# truma c6002eh



## Codfinger (Jan 11, 2008)

Hi all I have just found out why the heating was not working in our bathroom, on investigation and taking appart half the van to get to the truma heater I found 2 of my heating ducts had fallen out of the heating unit it would seem that they are just a push fit ! not ideal in a motorhome, I expect that two weeks of rattling around the Scotish Highlands did not help, is there a better way of securing these ducts in as gaffer tape will just melt off!
I expect that the same problem will occur in all motorhomes where these ducts are not firmly fixed to the heating unit. :roll:


----------



## camoyboy (May 9, 2005)

Hi Codfinger,
The "normal" method of holding them in is to stick a self tapper through the plastic collar on the Truma and into the pipe, the same on the vent end. Not the best method but it seems to work.

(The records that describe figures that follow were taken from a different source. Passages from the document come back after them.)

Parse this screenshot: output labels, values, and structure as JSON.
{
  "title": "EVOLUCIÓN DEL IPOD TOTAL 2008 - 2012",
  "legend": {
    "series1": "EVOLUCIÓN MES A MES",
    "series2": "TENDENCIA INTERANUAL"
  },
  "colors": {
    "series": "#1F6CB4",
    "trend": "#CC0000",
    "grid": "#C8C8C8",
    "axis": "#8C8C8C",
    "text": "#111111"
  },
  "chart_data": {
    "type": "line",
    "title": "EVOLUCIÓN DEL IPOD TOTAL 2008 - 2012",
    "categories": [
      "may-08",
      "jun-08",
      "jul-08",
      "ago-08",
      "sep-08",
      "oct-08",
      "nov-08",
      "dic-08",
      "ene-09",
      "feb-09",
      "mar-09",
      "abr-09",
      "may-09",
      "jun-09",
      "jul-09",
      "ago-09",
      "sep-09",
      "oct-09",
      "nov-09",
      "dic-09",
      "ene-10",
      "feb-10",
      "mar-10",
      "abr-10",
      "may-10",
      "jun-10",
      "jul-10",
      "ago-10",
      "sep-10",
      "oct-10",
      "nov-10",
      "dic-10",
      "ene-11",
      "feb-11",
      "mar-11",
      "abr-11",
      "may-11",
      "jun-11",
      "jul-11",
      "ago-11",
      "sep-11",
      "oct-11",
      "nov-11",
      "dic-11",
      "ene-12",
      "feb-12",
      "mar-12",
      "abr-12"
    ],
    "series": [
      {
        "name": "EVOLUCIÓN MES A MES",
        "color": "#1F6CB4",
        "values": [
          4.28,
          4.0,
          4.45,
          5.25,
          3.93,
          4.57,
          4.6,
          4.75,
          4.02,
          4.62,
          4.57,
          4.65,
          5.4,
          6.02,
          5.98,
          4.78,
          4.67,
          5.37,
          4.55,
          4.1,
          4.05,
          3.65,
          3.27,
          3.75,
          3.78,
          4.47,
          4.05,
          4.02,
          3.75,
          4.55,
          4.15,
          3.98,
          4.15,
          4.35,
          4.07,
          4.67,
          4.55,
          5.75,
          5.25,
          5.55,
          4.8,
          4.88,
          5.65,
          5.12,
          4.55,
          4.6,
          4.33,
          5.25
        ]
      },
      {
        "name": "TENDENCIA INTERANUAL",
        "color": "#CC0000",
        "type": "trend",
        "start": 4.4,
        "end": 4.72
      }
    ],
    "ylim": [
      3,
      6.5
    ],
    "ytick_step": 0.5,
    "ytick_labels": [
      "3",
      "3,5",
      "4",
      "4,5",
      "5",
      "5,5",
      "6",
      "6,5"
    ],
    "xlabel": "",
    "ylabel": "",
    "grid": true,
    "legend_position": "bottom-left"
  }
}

On our previous Rapido one of the trunking pipes was about 30 cm short of the outlet, it never had been fitted!! 
One of the first things I checked on this one was that all the vents worked and the pipes were secure.
Colin


----------



## Coulstock (Sep 2, 2008)

*C6002 Truman Hoses*

Hi Codfinger

Had a look at my Truman installation ( circa 2004) - large jubilee clip on flue hose ( black) - brown hoses to punkas seem to be push fitted - can't quite see due to dummy flooring around the heater installation - don't go drilling - if you can get access then fit jubilee clips - easily sourced. Outdoor bits has some nice 'proper' large diameter hose clips.

Harry


----------



## Codfinger (Jan 11, 2008)

*truma*

Thanks guys, will have a "proper" look when we get home as we are on site down here at Waterrow, still it gave me something to do for an hour with no tools available! access is very restricted to the heater on the 938 plus my arms dont bend like they used to lol 
Think I will look at my Oyster sat system which is not well at the mo.
cheers for now
Chris


----------